- drip feeding money in made it difficult to assess performance
- automatic dividend reinvesting
- tracking costs
Problem 1 - I've unitised the portfolio. There's a great post about this on Monevator, it's a lot easier than I thought and really helps to cut through the noise created by adding in funds.
Problem 2 - As I was lazy I was automatically investing dividend payments. This made keeping track of what I had invested a bit of a headache. Although a case can be made for thinking of this as pound cost averaging in a sense, it was pushing up costs, and purchasing small numbers of shares where on reflection I didn't necessarily want more invested. So that is now cancelled, and I will be reinvesting once a pot of dividends has accumulated.
Problem 3 - I was trying to separate all costs to track them, and to build them into tracking portfolio performance but this was complicated by problem 2. I've now decided to still keep a record of all costs, but I've now built this into the original price of the share. So the original price against which I'll track is price + costs, making life lots easier.

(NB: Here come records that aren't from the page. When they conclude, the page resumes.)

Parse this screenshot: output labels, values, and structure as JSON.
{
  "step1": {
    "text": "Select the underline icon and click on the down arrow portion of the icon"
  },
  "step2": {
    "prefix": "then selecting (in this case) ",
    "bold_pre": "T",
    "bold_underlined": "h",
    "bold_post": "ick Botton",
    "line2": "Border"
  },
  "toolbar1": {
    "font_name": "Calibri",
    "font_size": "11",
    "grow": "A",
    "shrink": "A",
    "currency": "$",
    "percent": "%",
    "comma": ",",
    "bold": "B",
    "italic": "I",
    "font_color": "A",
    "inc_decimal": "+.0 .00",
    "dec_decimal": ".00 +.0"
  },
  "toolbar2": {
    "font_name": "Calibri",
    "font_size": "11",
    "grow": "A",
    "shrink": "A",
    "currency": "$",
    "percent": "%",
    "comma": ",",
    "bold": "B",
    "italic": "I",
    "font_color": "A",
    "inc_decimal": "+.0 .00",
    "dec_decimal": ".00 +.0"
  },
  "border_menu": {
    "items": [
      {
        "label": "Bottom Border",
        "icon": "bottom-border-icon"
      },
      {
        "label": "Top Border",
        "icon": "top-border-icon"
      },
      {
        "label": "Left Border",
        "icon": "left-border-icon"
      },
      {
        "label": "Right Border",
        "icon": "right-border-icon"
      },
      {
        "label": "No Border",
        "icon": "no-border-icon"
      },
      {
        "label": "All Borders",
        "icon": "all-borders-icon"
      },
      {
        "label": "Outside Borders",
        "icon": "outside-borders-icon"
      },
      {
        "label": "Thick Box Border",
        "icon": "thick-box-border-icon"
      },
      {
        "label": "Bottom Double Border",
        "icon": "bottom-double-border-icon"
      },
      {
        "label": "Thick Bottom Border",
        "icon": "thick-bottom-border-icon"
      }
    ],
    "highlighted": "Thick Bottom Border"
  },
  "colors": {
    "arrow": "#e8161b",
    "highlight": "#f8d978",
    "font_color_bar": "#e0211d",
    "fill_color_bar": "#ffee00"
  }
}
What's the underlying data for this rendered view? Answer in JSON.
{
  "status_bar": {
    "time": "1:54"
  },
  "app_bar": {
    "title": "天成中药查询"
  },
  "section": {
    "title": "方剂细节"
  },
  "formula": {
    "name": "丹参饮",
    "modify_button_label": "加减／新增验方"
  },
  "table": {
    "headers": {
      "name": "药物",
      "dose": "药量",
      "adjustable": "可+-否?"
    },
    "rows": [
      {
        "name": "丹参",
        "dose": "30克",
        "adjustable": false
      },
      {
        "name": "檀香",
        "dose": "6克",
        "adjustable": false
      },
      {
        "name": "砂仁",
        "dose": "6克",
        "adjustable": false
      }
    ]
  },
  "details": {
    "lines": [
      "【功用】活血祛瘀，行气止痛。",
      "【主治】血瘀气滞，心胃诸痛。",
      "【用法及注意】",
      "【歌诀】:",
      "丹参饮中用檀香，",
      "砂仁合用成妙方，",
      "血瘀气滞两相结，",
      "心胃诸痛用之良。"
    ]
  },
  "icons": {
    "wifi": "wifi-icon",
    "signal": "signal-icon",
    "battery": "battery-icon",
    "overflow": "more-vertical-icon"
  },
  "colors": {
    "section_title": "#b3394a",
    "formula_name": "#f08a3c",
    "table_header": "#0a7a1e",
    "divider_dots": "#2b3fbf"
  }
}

So having spent some time tidying up, getting ducks in a row, the 2018 performance ended up being -1.4%. Not great since objective 1 is to not lose money. However, it compares favourably to the FTSE All Share, I'm taking the Vanguard FTSE All Share Accumulation fund as my initial benchmark (maybe a global tracker would ultimately be more sensible...one thing at a time...), which ended the year -5.4%. A quick look at the monthly movements indicated that my portfolio is more stable, dropping and rising less than the index, which if it continues I'll be happy with.